По зиме, отметав сено с волокуши, он вытрясал труху из валенок и вывернутых карманов, выколачивал об угол портянки и стёганку – и только потом шёл в дом. Встав из-за стола или проснувшись поутру трезвый, похмельный ли, дотошно разглаживал складки на брюках и с маниакальной прилежностью заправлял гачи за сапожные голенища, рубаху ощипывал от соринок и кошачьей шерсти, пластмассовым бабушкиным гребешком разгребал перед зеркалом поваленные на́ стороны волосы. Вопрос внешнего порядка всегда волновал его!

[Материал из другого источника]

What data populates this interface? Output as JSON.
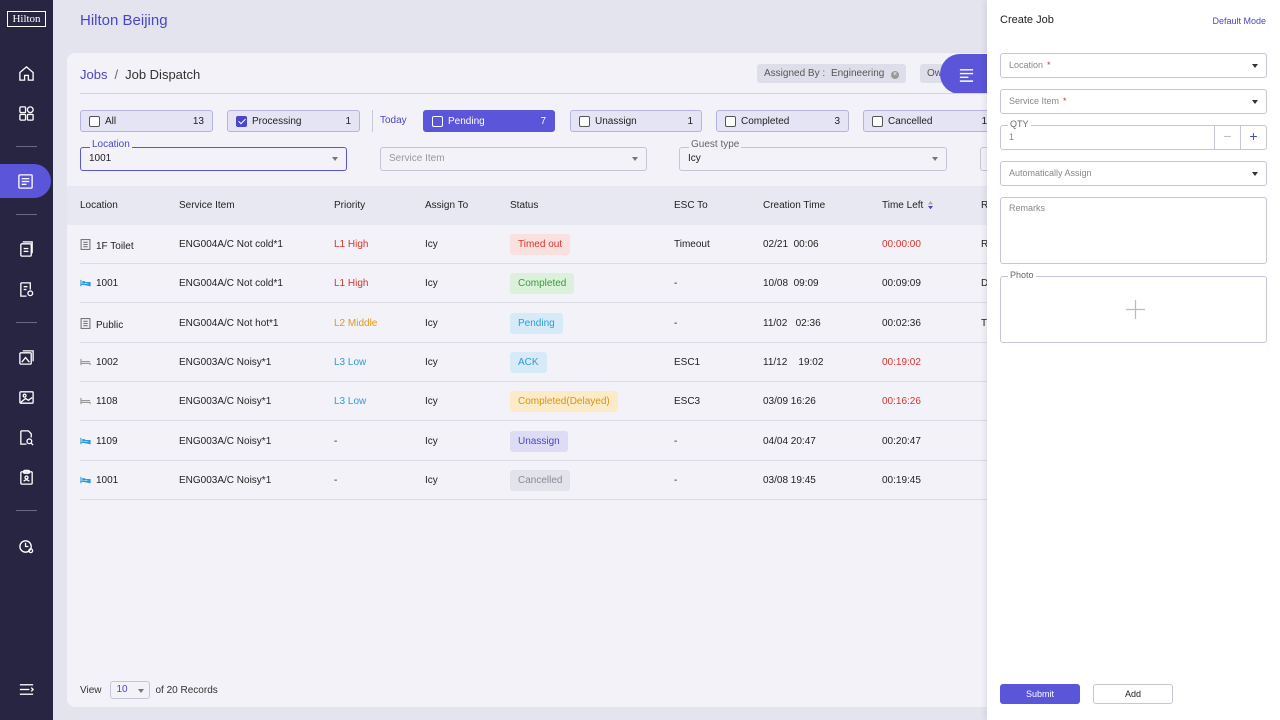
{
  "brand": {
    "logo_text": "Hilton",
    "hotel_name": "Hilton Beijing"
  },
  "sidebar": {
    "items": [
      {
        "icon": "home-icon"
      },
      {
        "icon": "grid-icon"
      },
      {
        "icon": "job-list-icon"
      },
      {
        "icon": "document-icon"
      },
      {
        "icon": "report-icon"
      },
      {
        "icon": "gallery-icon"
      },
      {
        "icon": "image-icon"
      },
      {
        "icon": "file-search-icon"
      },
      {
        "icon": "clipboard-icon"
      },
      {
        "icon": "clock-settings-icon"
      },
      {
        "icon": "menu-collapse-icon"
      }
    ]
  },
  "breadcrumb": {
    "root": "Jobs",
    "separator": "/",
    "current": "Job Dispatch"
  },
  "chips": {
    "assigned_by_label": "Assigned By :",
    "assigned_by_value": "Engineering",
    "remove": "×",
    "ow_label": "Ow"
  },
  "filters": {
    "tabs": [
      {
        "label": "All",
        "count": "13",
        "checked": false,
        "active": false
      },
      {
        "label": "Processing",
        "count": "1",
        "checked": true,
        "active": false
      },
      {
        "label": "Pending",
        "count": "7",
        "checked": false,
        "active": true
      },
      {
        "label": "Unassign",
        "count": "1",
        "checked": false,
        "active": false
      },
      {
        "label": "Completed",
        "count": "3",
        "checked": false,
        "active": false
      },
      {
        "label": "Cancelled",
        "count": "1",
        "checked": false,
        "active": false
      }
    ],
    "today_label": "Today",
    "location": {
      "label": "Location",
      "value": "1001"
    },
    "service_item": {
      "placeholder": "Service Item"
    },
    "guest_type": {
      "label": "Guest type",
      "value": "Icy"
    }
  },
  "table": {
    "headers": {
      "location": "Location",
      "service_item": "Service Item",
      "priority": "Priority",
      "assign_to": "Assign To",
      "status": "Status",
      "esc_to": "ESC To",
      "creation_time": "Creation Time",
      "time_left": "Time Left",
      "remarks": "R"
    },
    "rows": [
      {
        "loc_type": "building",
        "location": "1F Toilet",
        "service": "ENG004A/C Not cold*1",
        "priority": "L1 High",
        "priority_level": "high",
        "assign": "Icy",
        "status": "Timed out",
        "status_kind": "timedout",
        "esc": "Timeout",
        "created": "02/21  00:06",
        "time_left": "00:00:00",
        "overdue": true,
        "remark": "R"
      },
      {
        "loc_type": "bed",
        "location": "1001",
        "service": "ENG004A/C Not cold*1",
        "priority": "L1 High",
        "priority_level": "high",
        "assign": "Icy",
        "status": "Completed",
        "status_kind": "completed",
        "esc": "-",
        "created": "10/08  09:09",
        "time_left": "00:09:09",
        "overdue": false,
        "remark": "D"
      },
      {
        "loc_type": "building",
        "location": "Public",
        "service": "ENG004A/C Not hot*1",
        "priority": "L2 Middle",
        "priority_level": "middle",
        "assign": "Icy",
        "status": "Pending",
        "status_kind": "pending",
        "esc": "-",
        "created": "11/02   02:36",
        "time_left": "00:02:36",
        "overdue": false,
        "remark": "T"
      },
      {
        "loc_type": "bed-empty",
        "location": "1002",
        "service": "ENG003A/C Noisy*1",
        "priority": "L3 Low",
        "priority_level": "low",
        "assign": "Icy",
        "status": "ACK",
        "status_kind": "ack",
        "esc": "ESC1",
        "created": "11/12    19:02",
        "time_left": "00:19:02",
        "overdue": true,
        "remark": ""
      },
      {
        "loc_type": "bed-empty",
        "location": "1108",
        "service": "ENG003A/C Noisy*1",
        "priority": "L3 Low",
        "priority_level": "low",
        "assign": "Icy",
        "status": "Completed(Delayed)",
        "status_kind": "delayed",
        "esc": "ESC3",
        "created": "03/09 16:26",
        "time_left": "00:16:26",
        "overdue": true,
        "remark": ""
      },
      {
        "loc_type": "bed",
        "location": "1109",
        "service": "ENG003A/C Noisy*1",
        "priority": "-",
        "priority_level": "none",
        "assign": "Icy",
        "status": "Unassign",
        "status_kind": "unassign",
        "esc": "-",
        "created": "04/04 20:47",
        "time_left": "00:20:47",
        "overdue": false,
        "remark": ""
      },
      {
        "loc_type": "bed",
        "location": "1001",
        "service": "ENG003A/C Noisy*1",
        "priority": "-",
        "priority_level": "none",
        "assign": "Icy",
        "status": "Cancelled",
        "status_kind": "cancelled",
        "esc": "-",
        "created": "03/08 19:45",
        "time_left": "00:19:45",
        "overdue": false,
        "remark": ""
      }
    ]
  },
  "footer": {
    "view_label": "View",
    "page_size": "10",
    "records_text": "of 20 Records"
  },
  "panel": {
    "title": "Create Job",
    "mode": "Default Mode",
    "location_placeholder": "Location",
    "service_item_placeholder": "Service Item",
    "required_mark": "*",
    "qty_label": "QTY",
    "qty_value": "1",
    "minus": "−",
    "plus": "+",
    "assign_placeholder": "Automatically Assign",
    "remarks_label": "Remarks",
    "photo_label": "Photo",
    "submit_label": "Submit",
    "add_label": "Add"
  },
  "colors": {
    "accent": "#5a55d9",
    "sidebar": "#272542",
    "high": "#d9342b",
    "middle": "#e39a12",
    "low": "#2d9cdb"
  }
}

Торчало что-то в душе, будто чёрная доска испода выломилась от некоего удара и заворотилась крестом, – Дядька искал склада и лада в одежде, пусть расхристанной и жалкой, а принимая за калым кирзовые сапоги, разочарованно цокал языком, глядя на железные гвоздики в подошве:

– Быстро сгниют! Латунные лучше.

Он как будто хотел пережить железо! Или, может быть, его крестьянская основательность, мужицкая вековечность требовали от всех и всего всяческого долголетия, терпения и пущей крепи для жизни на земле…

Сапоги он не пережил, лишь нашаркал плоские головки гвоздей.

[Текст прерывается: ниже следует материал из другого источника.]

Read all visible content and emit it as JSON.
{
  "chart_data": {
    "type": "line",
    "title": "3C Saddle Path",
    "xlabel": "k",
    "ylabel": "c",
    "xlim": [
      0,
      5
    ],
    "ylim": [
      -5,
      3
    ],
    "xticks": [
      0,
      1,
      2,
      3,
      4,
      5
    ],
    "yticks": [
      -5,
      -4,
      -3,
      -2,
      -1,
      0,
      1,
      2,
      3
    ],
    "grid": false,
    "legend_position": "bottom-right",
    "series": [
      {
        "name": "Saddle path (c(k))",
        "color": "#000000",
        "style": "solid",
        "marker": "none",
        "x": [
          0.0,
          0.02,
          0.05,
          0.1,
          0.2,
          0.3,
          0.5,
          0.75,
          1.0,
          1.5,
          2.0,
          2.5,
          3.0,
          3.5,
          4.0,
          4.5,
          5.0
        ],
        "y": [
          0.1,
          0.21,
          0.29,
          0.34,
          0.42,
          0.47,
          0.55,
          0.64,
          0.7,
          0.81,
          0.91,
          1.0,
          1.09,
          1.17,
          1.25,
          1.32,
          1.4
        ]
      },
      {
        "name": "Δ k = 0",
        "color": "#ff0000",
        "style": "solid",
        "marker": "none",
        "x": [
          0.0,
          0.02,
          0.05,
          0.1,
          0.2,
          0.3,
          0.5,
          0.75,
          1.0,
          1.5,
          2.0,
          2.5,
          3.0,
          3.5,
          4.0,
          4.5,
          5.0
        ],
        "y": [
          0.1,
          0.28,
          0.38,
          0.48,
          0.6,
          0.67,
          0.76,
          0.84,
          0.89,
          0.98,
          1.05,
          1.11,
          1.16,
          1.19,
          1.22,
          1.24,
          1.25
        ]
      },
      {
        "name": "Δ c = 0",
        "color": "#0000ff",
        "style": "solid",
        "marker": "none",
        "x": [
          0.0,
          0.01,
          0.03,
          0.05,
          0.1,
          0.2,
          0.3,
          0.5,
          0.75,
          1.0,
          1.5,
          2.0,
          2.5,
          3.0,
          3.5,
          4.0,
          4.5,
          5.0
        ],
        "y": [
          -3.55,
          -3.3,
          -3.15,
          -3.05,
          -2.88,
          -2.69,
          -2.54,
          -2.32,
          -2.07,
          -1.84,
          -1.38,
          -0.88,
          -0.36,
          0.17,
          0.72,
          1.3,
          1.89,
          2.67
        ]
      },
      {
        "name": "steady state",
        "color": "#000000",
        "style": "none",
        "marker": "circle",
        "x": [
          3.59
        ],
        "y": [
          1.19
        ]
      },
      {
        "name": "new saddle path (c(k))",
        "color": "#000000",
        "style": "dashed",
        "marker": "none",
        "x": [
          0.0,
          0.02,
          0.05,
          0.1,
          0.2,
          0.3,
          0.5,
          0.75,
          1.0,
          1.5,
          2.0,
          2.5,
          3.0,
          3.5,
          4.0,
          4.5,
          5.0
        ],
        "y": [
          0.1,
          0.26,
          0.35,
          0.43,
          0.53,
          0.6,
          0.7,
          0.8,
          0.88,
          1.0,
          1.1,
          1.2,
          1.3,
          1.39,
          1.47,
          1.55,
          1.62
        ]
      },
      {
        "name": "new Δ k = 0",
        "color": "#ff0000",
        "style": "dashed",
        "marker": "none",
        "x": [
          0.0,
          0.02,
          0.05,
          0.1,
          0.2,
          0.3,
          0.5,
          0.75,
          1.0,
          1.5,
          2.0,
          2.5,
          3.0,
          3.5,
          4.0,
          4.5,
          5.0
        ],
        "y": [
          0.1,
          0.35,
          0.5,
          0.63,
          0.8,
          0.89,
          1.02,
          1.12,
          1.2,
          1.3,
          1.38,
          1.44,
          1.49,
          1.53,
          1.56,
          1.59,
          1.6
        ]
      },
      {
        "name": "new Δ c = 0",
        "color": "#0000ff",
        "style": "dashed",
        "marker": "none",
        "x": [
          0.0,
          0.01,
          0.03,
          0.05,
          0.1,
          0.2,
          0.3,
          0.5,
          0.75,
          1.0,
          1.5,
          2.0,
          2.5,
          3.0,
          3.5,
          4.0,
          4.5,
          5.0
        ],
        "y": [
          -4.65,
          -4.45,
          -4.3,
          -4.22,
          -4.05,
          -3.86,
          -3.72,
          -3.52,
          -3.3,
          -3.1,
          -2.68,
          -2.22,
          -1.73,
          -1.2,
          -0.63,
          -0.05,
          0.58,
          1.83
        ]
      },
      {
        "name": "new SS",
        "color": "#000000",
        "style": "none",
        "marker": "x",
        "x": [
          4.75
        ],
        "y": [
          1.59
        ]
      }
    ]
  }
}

И теперь, когда кирзухи опрокинуты на штакетник, нашлифованные шляпки серебрятся из земной черноты подошв, как звёзды из ночной глубинной темноты неба. Я всё чего-то жду, не решаюсь шагнуть в огромность Дядькиных доспехов, чтобы пройти по полю, по жизни, макая эти звёзды-гвозди в грязь, в слякоть, в пепел и боль осиротевшего русского мира.

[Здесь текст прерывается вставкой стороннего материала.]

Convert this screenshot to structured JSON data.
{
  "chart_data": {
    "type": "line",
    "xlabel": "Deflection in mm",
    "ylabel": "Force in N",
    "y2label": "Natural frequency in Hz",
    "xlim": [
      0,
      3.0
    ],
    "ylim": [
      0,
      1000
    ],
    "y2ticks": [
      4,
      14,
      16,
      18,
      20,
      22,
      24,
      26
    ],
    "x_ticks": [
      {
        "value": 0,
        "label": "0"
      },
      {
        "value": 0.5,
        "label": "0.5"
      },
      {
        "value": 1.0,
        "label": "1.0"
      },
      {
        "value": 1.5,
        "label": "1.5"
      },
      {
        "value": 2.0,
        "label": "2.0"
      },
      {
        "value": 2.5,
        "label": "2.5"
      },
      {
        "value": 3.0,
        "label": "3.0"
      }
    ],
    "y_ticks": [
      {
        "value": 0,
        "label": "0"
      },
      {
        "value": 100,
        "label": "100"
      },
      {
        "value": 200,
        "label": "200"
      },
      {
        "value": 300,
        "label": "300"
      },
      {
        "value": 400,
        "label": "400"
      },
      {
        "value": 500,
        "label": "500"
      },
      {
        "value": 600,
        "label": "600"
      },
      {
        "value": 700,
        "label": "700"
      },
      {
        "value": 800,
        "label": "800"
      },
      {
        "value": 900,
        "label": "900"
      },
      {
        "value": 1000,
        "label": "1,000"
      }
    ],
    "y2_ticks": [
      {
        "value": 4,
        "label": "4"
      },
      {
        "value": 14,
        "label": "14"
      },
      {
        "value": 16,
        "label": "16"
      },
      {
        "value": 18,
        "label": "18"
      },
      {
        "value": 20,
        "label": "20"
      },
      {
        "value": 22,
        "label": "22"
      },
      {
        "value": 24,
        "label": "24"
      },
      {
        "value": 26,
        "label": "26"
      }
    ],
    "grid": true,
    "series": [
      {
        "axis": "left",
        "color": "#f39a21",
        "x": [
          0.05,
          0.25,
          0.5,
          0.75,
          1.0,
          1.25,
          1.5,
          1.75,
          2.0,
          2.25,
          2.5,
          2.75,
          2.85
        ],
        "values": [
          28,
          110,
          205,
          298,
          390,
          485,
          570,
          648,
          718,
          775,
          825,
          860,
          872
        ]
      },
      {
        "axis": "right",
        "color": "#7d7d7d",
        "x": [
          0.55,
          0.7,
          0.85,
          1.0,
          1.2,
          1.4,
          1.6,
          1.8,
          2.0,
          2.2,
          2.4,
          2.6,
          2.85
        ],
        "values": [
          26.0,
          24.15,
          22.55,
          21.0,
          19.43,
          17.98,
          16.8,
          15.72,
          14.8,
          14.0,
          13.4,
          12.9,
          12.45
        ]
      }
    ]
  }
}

7 июля 2012, 8 февраля – 4 марта 2013 г.

Щорс

У меня большое горе – умер близкий человек, которого я едва знал. Как его звали, кем он был при жизни, сколько ему было лет – теперь неважно. Ведь с некоторых пор начинаешь понимать, что человек, в сущности, только то, что останется от нас после смерти. Но как узнать, что останется, а что – нет? Ну, родственникам, предположим, одно, что-нибудь вещественное и материально ценное. А простым людям – землякам, соседям, знакомым? Которые жили-были в нашей жизни и в чьей жизни мы сами жили-были? Тем, кто ничего не отсудит, не вырвет из фотоальбома под лязг поминальных вилок и не получит по квитку в сберкассе, а всё же будет жить и помнить, что мы, такие-сякие, были. Или не будет помнить. То есть, иными словами, что нетленно? Разве предугадать! Только смерть производит необходимое обострение деталей.

И вот человек уходит…

Раньше о нём сказали бы «без роду-племени», но не потому, что ничего не было за душой, а оттого, что всё в горький час пущено по ветру, который, кажется, затем и свищет на Руси, чтобы толкать в спину и засыпать рот снегом. Вот и этого человека – толкал, толкал и утолкал в сосняк за посёлком. Он, правда, сам приближал землю, паруся всей своей жизнью. О ней я ничего не знаю – мой близкий был из пришлых. На моём веку разверзлось воронкой и всплыло обломками: щетина верблюжьей колючкой… сутулость пожившего человека (хотя был он ещё не так чтобы стар), когда даже малая поклажа – например, сумка с хлебом или кочан капусты – кренит… волосы – седые с чёрными вкраплениями, всё равно что уменьшенный на фото сверху заснеженный обугленный лес… брови тоже заснеженные и обугленные… и под этим заснеженным и обугленным – глаза… Я так мало знал этого человека, что не скажу, какого цвета были у него глаза! Но взгляд помню как сейчас. Такой не просквозит, не проскользит, а вберёт на миг и, пропустив через себя, скорее обтечёт, как речная вода камень. И гадай: или ты ничто перед этим взглядом, или этому взгляду – лишь бы течь.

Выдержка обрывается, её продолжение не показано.